Zur Lage der Frauen in Irakisch-Kurdistan

Die Lage von Frauen in Irakisch-Kurdistan hat sich seit der militärischen Befreiung 1991 nicht wesentlich verbessert. Glaubten viele anfangs noch, daß nach der Vertreibung der irakischen Armee in Kurdistan auch tiefgreifende soziale Veränderungen durchgeführt werden würden, hat sich jetzt eher Resignation ausgebreitet.

Besonders von der allgemeinen schlechten wirtschaftlichen Situation sind die sogenannten "Anfal-Witwen" , Frauen, deren männliche Angehörige 1988 von dem irakischen Militär verschleppt und ermordet wurden, betroffen. Diese Frauen leben in künstlichen Sammelstädten unter unwürdigen Bedingungen. Die Wasserversorgung funktioniert nicht oder schlecht, sanitäre Einrichtungen sind katastrophal.

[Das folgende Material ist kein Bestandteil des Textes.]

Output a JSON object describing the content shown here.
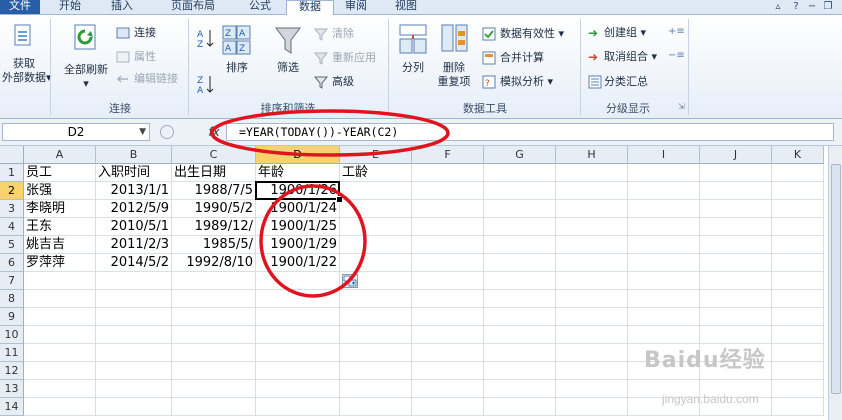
{
  "tabs": [
    "文件",
    "开始",
    "插入",
    "页面布局",
    "公式",
    "数据",
    "审阅",
    "视图"
  ],
  "active_tab": "数据",
  "ribbon": {
    "get_data": {
      "line1": "获取",
      "line2": "外部数据"
    },
    "refresh_all": "全部刷新",
    "connections": "连接",
    "properties": "属性",
    "edit_links": "编辑链接",
    "group_connections": "连接",
    "sort": "排序",
    "filter": "筛选",
    "clear": "清除",
    "reapply": "重新应用",
    "advanced": "高级",
    "group_sort_filter": "排序和筛选",
    "text_to_columns": "分列",
    "remove_duplicates": {
      "line1": "删除",
      "line2": "重复项"
    },
    "data_validation": "数据有效性",
    "consolidate": "合并计算",
    "what_if": "模拟分析",
    "group_data_tools": "数据工具",
    "group": "创建组",
    "ungroup": "取消组合",
    "subtotal": "分类汇总",
    "group_outline": "分级显示"
  },
  "formula_bar": {
    "name_box": "D2",
    "fx": "fx",
    "formula": "=YEAR(TODAY())-YEAR(C2)"
  },
  "columns": [
    "A",
    "B",
    "C",
    "D",
    "E",
    "F",
    "G",
    "H",
    "I",
    "J",
    "K"
  ],
  "selected_column": "D",
  "rows": [
    "1",
    "2",
    "3",
    "4",
    "5",
    "6",
    "7",
    "8",
    "9",
    "10",
    "11",
    "12",
    "13",
    "14"
  ],
  "selected_row": "2",
  "sheet": {
    "headers": [
      "员工",
      "入职时间",
      "出生日期",
      "年龄",
      "工龄"
    ],
    "data": [
      [
        "张强",
        "2013/1/1",
        "1988/7/5",
        "1900/1/26"
      ],
      [
        "李晓明",
        "2012/5/9",
        "1990/5/2",
        "1900/1/24"
      ],
      [
        "王东",
        "2010/5/1",
        "1989/12/",
        "1900/1/25"
      ],
      [
        "姚吉吉",
        "2011/2/3",
        "1985/5/",
        "1900/1/29"
      ],
      [
        "罗萍萍",
        "2014/5/2",
        "1992/8/10",
        "1900/1/22"
      ]
    ]
  },
  "watermark": {
    "brand": "Baidu经验",
    "url": "jingyan.baidu.com"
  },
  "colors": {
    "tab_file": "#2a5da8",
    "header_selected": "#f8d36d",
    "annotation_red": "#e0141e"
  },
  "icons": [
    "refresh-icon",
    "sort-az-icon",
    "sort-za-icon",
    "funnel-icon",
    "text-to-columns-icon",
    "remove-duplicates-icon"
  ]
}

Ganz besonders für Frauen gibt es kaum Arbeit. Teilweise müssen sieben- bis achtköpfige Familien mit umgerechnet weniger als zehn Mark monatlich auskommen. Viele Frauen wollen wieder in ihre Stammdörfer, die von Saddam´s Truppen dem Erdboden gleichgemacht wurden, zurückkehren. Wenigen bietet sich diese Chance, da gerade im Südwesten des Landes und an der Grenze zum Iran große Gebiete völlig vermint sind. Auch sind Erbrechte an Land bis heute ungeklärt, ein Gesetz des Parlaments, das die Landfrage regelt, steht weiterhin aus. So vererbt sich Land laut, bisher gültigem Recht, auf der männlichen Linie. Besaß eine Familie, deren Ernährer umgebracht worden ist, Land, steht dieses nicht der Frau, sondern dem Bruder, Cousin oder anderen Verwandten zu. Bisher sind nur wenige Fälle bekannt, in denen Frauen Landanspruch durchsetzen konnten. Das liegt nicht zuletzt an der hohen Quote an Analphabetinnnen in den Sammellagern. Die Vorsitzende der "Komalla Afretan", einer Frauenorganisation schätzt, daß ca. 80% aller "Anfal-Witwen" weder Lesen noch Schreiben können. So unterliegen oftmals Frauen in Rechtsstreitigkeiten deshalb, weil die Männer eine bessere Bildung genossen haben. Erste Alphabetisierungsprogramme von Hiflsorganisationen finden deshalb auch großen Anklang. "Wenn wir mit einem Lautsprecher durch die Straßen gehen und ankündigen, daß eine Frauenschule eröffnet wird, haben sich am nächsten Tag schon mehr Interessenten gemeldet, als Plätze zur Verfügung stehen", erklärt Peruin von der "Komalla Afretan" [1].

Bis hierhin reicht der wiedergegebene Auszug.